Luo Yu, Stephens David A, Verma Aman, Buckeridge David L
Department of Mathematics and Statistics, McGill University, Quebec, Canada.
Department of Epidemiology, Biostatistics and Occupational Health, McGill University, Quebec, Canada.
Biometrics. 2021 Mar;77(1):78-90. doi: 10.1111/biom.13261. Epub 2020 Mar 31.

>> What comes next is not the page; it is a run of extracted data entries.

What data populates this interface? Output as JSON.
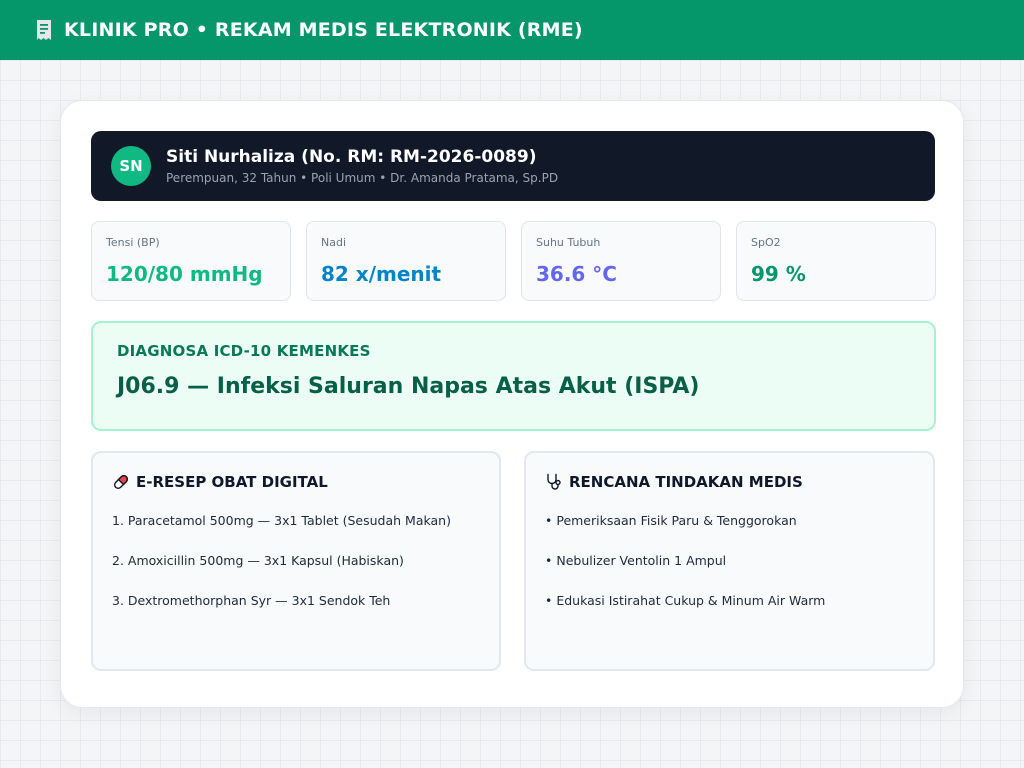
{
  "header": {
    "title": "KLINIK PRO • REKAM MEDIS ELEKTRONIK (RME)"
  },
  "patient": {
    "initials": "SN",
    "name_line": "Siti Nurhaliza (No. RM: RM-2026-0089)",
    "meta": "Perempuan, 32 Tahun • Poli Umum • Dr. Amanda Pratama, Sp.PD"
  },
  "vitals": [
    {
      "label": "Tensi (BP)",
      "value": "120/80 mmHg",
      "color": "#10b981"
    },
    {
      "label": "Nadi",
      "value": "82 x/menit",
      "color": "#0284c7"
    },
    {
      "label": "Suhu Tubuh",
      "value": "36.6 °C",
      "color": "#6366f1"
    },
    {
      "label": "SpO2",
      "value": "99 %",
      "color": "#059669"
    }
  ],
  "diagnosis": {
    "label": "DIAGNOSA ICD-10 KEMENKES",
    "value": "J06.9 — Infeksi Saluran Napas Atas Akut (ISPA)"
  },
  "prescription": {
    "title": "E-RESEP OBAT DIGITAL",
    "icon": "pill-icon",
    "items": [
      "1. Paracetamol 500mg — 3x1 Tablet (Sesudah Makan)",
      "2. Amoxicillin 500mg — 3x1 Kapsul (Habiskan)",
      "3. Dextromethorphan Syr — 3x1 Sendok Teh"
    ]
  },
  "plan": {
    "title": "RENCANA TINDAKAN MEDIS",
    "icon": "stethoscope-icon",
    "items": [
      "• Pemeriksaan Fisik Paru & Tenggorokan",
      "• Nebulizer Ventolin 1 Ampul",
      "• Edukasi Istirahat Cukup & Minum Air Warm"
    ]
  },
  "colors": {
    "brand": "#059669",
    "patient_bg": "#111827",
    "avatar": "#10b981"
  }
}
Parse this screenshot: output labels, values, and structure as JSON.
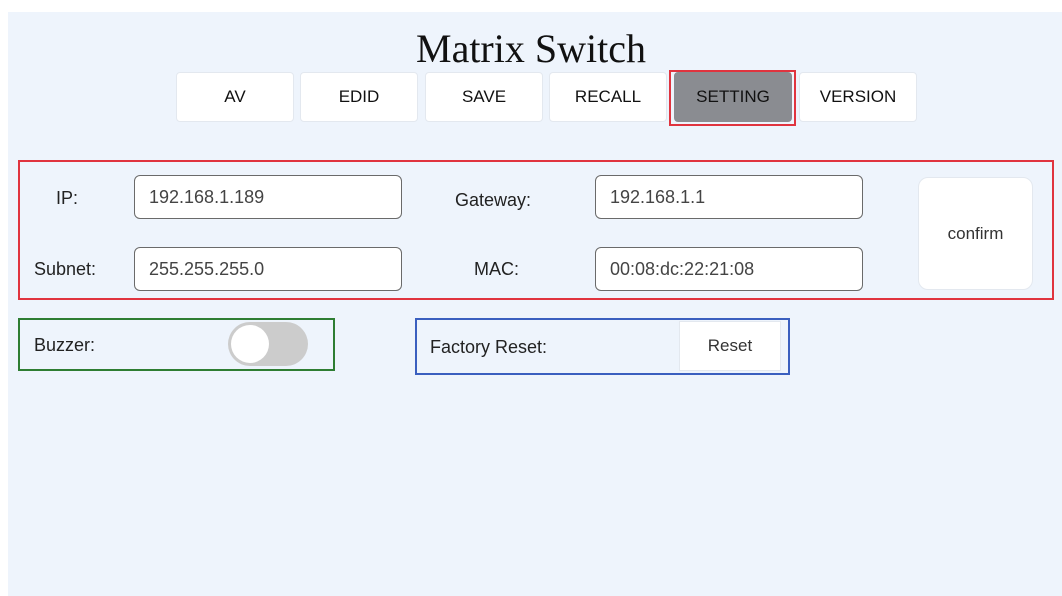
{
  "title": "Matrix Switch",
  "nav": {
    "av": "AV",
    "edid": "EDID",
    "save": "SAVE",
    "recall": "RECALL",
    "setting": "SETTING",
    "version": "VERSION",
    "active": "SETTING"
  },
  "network": {
    "ip_label": "IP:",
    "ip_value": "192.168.1.189",
    "gateway_label": "Gateway:",
    "gateway_value": "192.168.1.1",
    "subnet_label": "Subnet:",
    "subnet_value": "255.255.255.0",
    "mac_label": "MAC:",
    "mac_value": "00:08:dc:22:21:08",
    "confirm_label": "confirm"
  },
  "buzzer": {
    "label": "Buzzer:",
    "enabled": false
  },
  "factory_reset": {
    "label": "Factory Reset:",
    "button_label": "Reset"
  },
  "colors": {
    "background": "#eef4fc",
    "active_tab": "#8a8c91",
    "network_outline": "#e0343f",
    "buzzer_outline": "#2e7d32",
    "reset_outline": "#3a5fbf"
  }
}
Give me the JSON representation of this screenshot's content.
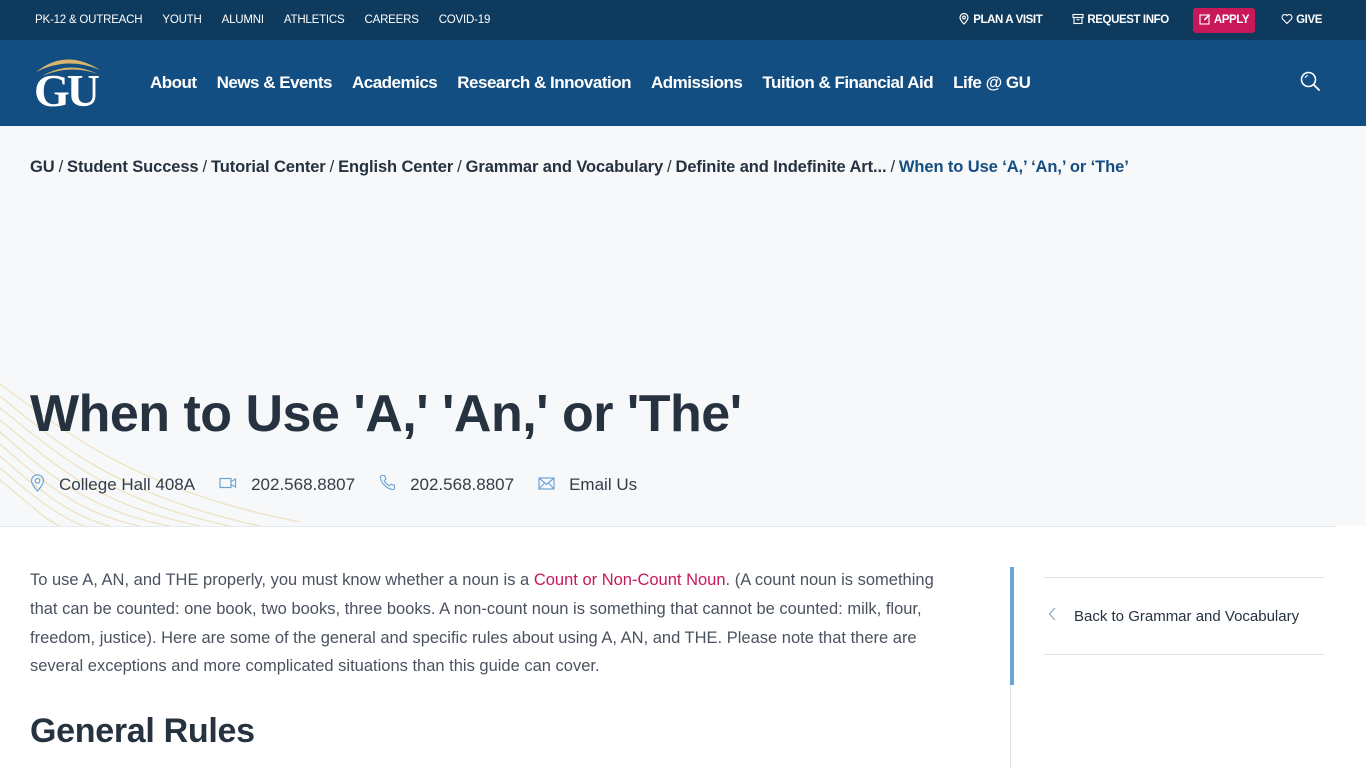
{
  "utility_bar": {
    "left_links": [
      "PK-12 & OUTREACH",
      "YOUTH",
      "ALUMNI",
      "ATHLETICS",
      "CAREERS",
      "COVID-19"
    ],
    "plan_visit": "PLAN A VISIT",
    "request_info": "REQUEST INFO",
    "apply": "APPLY",
    "give": "GIVE"
  },
  "header": {
    "logo_text": "GU",
    "nav": [
      "About",
      "News & Events",
      "Academics",
      "Research & Innovation",
      "Admissions",
      "Tuition & Financial Aid",
      "Life @ GU"
    ],
    "search_icon": "search-icon"
  },
  "breadcrumb": {
    "items": [
      "GU",
      "Student Success",
      "Tutorial Center",
      "English Center",
      "Grammar and Vocabulary",
      "Definite and Indefinite Art..."
    ],
    "separator": "/",
    "current": "When to Use ‘A,’ ‘An,’ or ‘The’"
  },
  "page": {
    "title": "When to Use 'A,' 'An,' or 'The'",
    "contact": {
      "location": "College Hall 408A",
      "video_phone": "202.568.8807",
      "phone": "202.568.8807",
      "email": "Email Us"
    }
  },
  "content": {
    "intro_before_link": "To use A, AN, and THE properly, you must know whether a noun is a ",
    "intro_link": "Count or Non-Count Noun",
    "intro_after_link": ". (A count noun is something that can be counted: one book, two books, three books. A non-count noun is something that cannot be counted: milk, flour, freedom, justice). Here are some of the general and specific rules about using A, AN, and THE. Please note that there are several exceptions and more complicated situations than this guide can cover.",
    "section_heading": "General Rules"
  },
  "sidebar": {
    "back_link": "Back to Grammar and Vocabulary"
  },
  "colors": {
    "utility_bg": "#0e3a5e",
    "nav_bg": "#134e82",
    "apply_bg": "#c8185a",
    "link_accent": "#c8185a",
    "breadcrumb_current": "#134e82",
    "sidebar_accent": "#6aa5d8",
    "logo_gold": "#d9b56c"
  }
}
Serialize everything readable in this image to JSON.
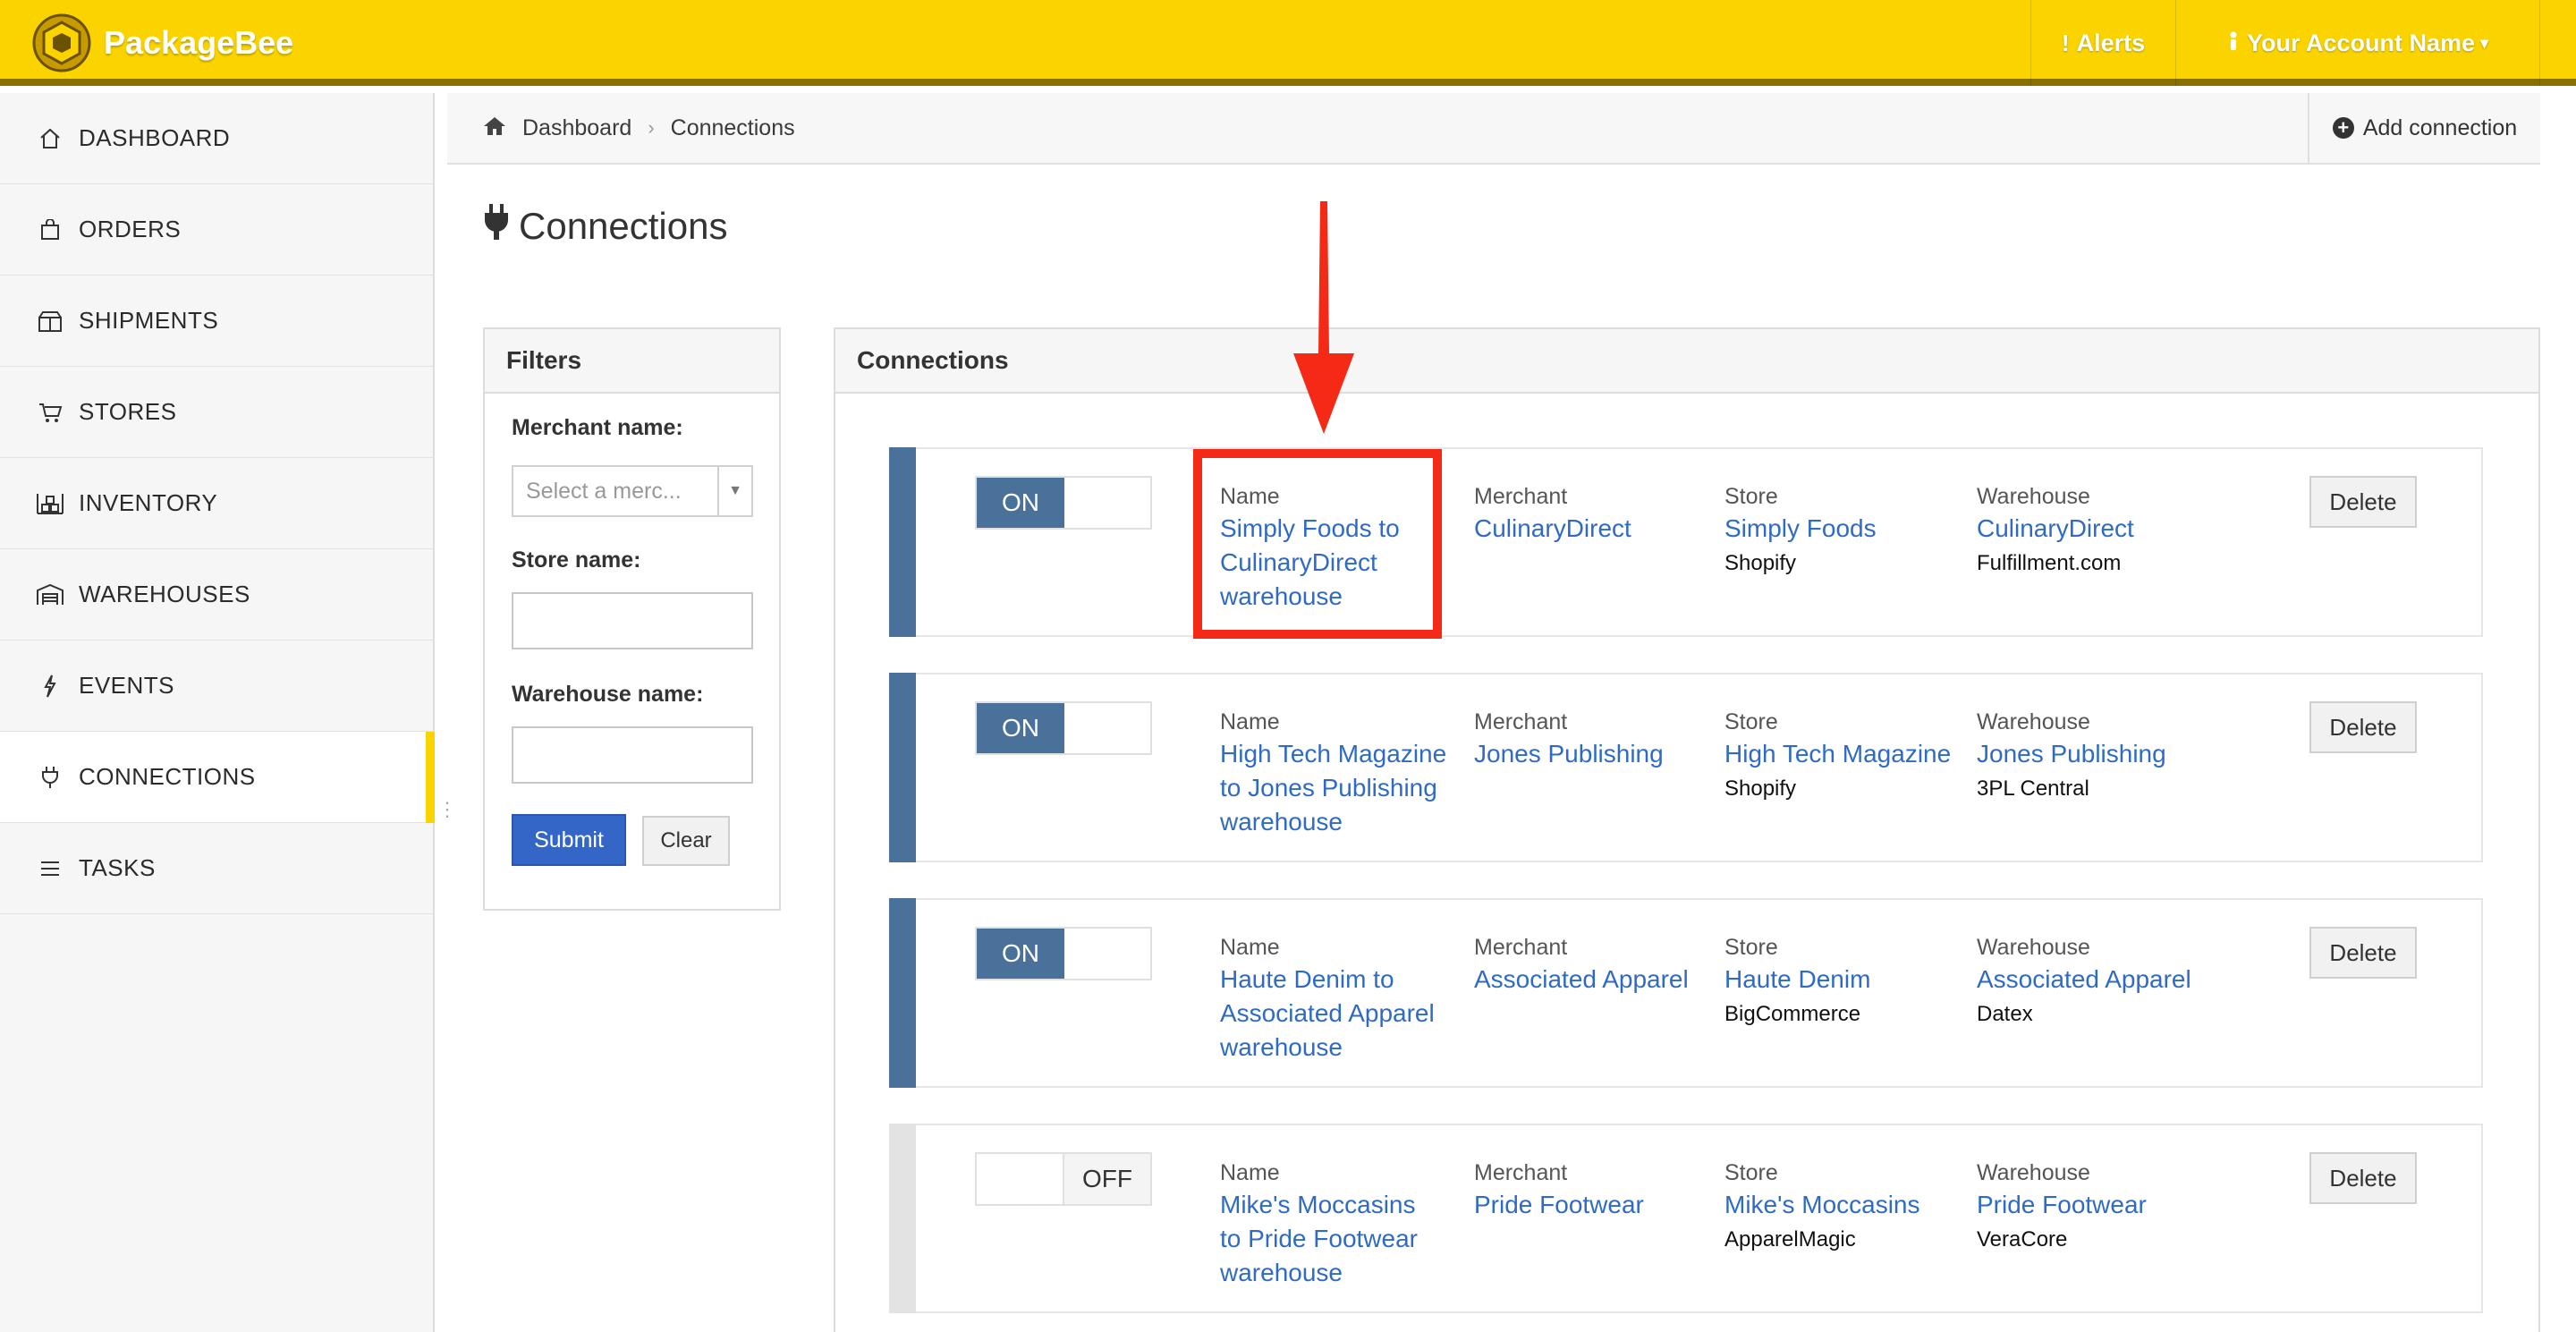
{
  "app": {
    "name": "PackageBee"
  },
  "topbar": {
    "alerts_label": "Alerts",
    "account_label": "Your Account Name"
  },
  "sidebar": {
    "items": [
      {
        "label": "DASHBOARD",
        "icon": "home-icon"
      },
      {
        "label": "ORDERS",
        "icon": "bag-icon"
      },
      {
        "label": "SHIPMENTS",
        "icon": "box-icon"
      },
      {
        "label": "STORES",
        "icon": "cart-icon"
      },
      {
        "label": "INVENTORY",
        "icon": "inventory-icon"
      },
      {
        "label": "WAREHOUSES",
        "icon": "warehouse-icon"
      },
      {
        "label": "EVENTS",
        "icon": "bolt-icon"
      },
      {
        "label": "CONNECTIONS",
        "icon": "plug-icon",
        "active": true
      },
      {
        "label": "TASKS",
        "icon": "list-icon"
      }
    ]
  },
  "breadcrumb": {
    "home": "Dashboard",
    "current": "Connections"
  },
  "actions": {
    "add_connection": "Add connection"
  },
  "page": {
    "title": "Connections"
  },
  "filters": {
    "title": "Filters",
    "merchant_label": "Merchant name:",
    "merchant_placeholder": "Select a merc...",
    "store_label": "Store name:",
    "store_value": "",
    "warehouse_label": "Warehouse name:",
    "warehouse_value": "",
    "submit": "Submit",
    "clear": "Clear"
  },
  "connections": {
    "title": "Connections",
    "labels": {
      "name": "Name",
      "merchant": "Merchant",
      "store": "Store",
      "warehouse": "Warehouse",
      "delete": "Delete"
    },
    "rows": [
      {
        "status": "ON",
        "name": [
          "Simply Foods to",
          "CulinaryDirect",
          "warehouse"
        ],
        "merchant": "CulinaryDirect",
        "store": "Simply Foods",
        "store_platform": "Shopify",
        "warehouse": "CulinaryDirect",
        "warehouse_system": "Fulfillment.com"
      },
      {
        "status": "ON",
        "name": [
          "High Tech Magazine",
          "to Jones Publishing",
          "warehouse"
        ],
        "merchant": "Jones Publishing",
        "store": "High Tech Magazine",
        "store_platform": "Shopify",
        "warehouse": "Jones Publishing",
        "warehouse_system": "3PL Central"
      },
      {
        "status": "ON",
        "name": [
          "Haute Denim to",
          "Associated Apparel",
          "warehouse"
        ],
        "merchant": "Associated Apparel",
        "store": "Haute Denim",
        "store_platform": "BigCommerce",
        "warehouse": "Associated Apparel",
        "warehouse_system": "Datex"
      },
      {
        "status": "OFF",
        "name": [
          "Mike's Moccasins",
          "to Pride Footwear",
          "warehouse"
        ],
        "merchant": "Pride Footwear",
        "store": "Mike's Moccasins",
        "store_platform": "ApparelMagic",
        "warehouse": "Pride Footwear",
        "warehouse_system": "VeraCore"
      }
    ]
  },
  "colors": {
    "brand_yellow": "#fbd400",
    "toggle_on": "#4a719a",
    "link": "#2f6bc4",
    "annotation": "#f42a16",
    "submit": "#3466c8"
  }
}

Large amounts of longitudinal health records are now available for dynamic monitoring of the underlying processes governing the observations. However, the health status progression across time is not typically observed directly: records are observed only when a subject interacts with the system, yielding irregular and often sparse observations. This suggests that the observed trajectories should be modeled via a latent continuous-time process potentially as a function of time-varying covariates. We develop a continuous-time hidden Markov model to analyze longitudinal data accounting for irregular visits and different types of observations. By employing a specific missing data likelihood formulation, we can construct an efficient computational algorithm. We focus on Bayesian inference for the model: this is facilitated by an expectation-maximization algorithm and Markov chain Monte Carlo methods. Simulation studies demonstrate that these approaches can be implemented efficiently for large data sets in a fully Bayesian setting. We apply this model to a real cohort where patients suffer from chronic obstructive pulmonary disease with the outcome being the number of drugs taken, using health care utilization indicators and patient characteristics as covariates.
现在有大量纵向健康记录可用于动态监测支配观测结果的潜在过程。然而,健康状况随时间的进展通常无法直接观察到:只有当受试者与系统交互时才会观察到记录,从而产生不规则且往往稀疏的观测结果。这表明应通过潜在的连续时间过程对观察到的轨迹进行建模,该过程可能是随时间变化的协变量的函数。我们开发了一种连续时间隐马尔可夫模型来分析纵向数据,该模型考虑了不规则就诊和不同类型的观测结果。通过采用特定的缺失数据似然性公式,我们可以构建一种高效的计算算法。我们专注于该模型的贝叶斯推断:期望最大化算法和马尔可夫链蒙特卡罗方法有助于实现这一点。模拟研究表明,这些方法可以在完全贝叶斯设置下有效地应用于大型数据集。我们将此模型应用于一个真实队列,该队列中的患者患有慢性阻塞性肺疾病,以服用的药物数量为结果,使用医疗保健利用指标和患者特征作为协变量。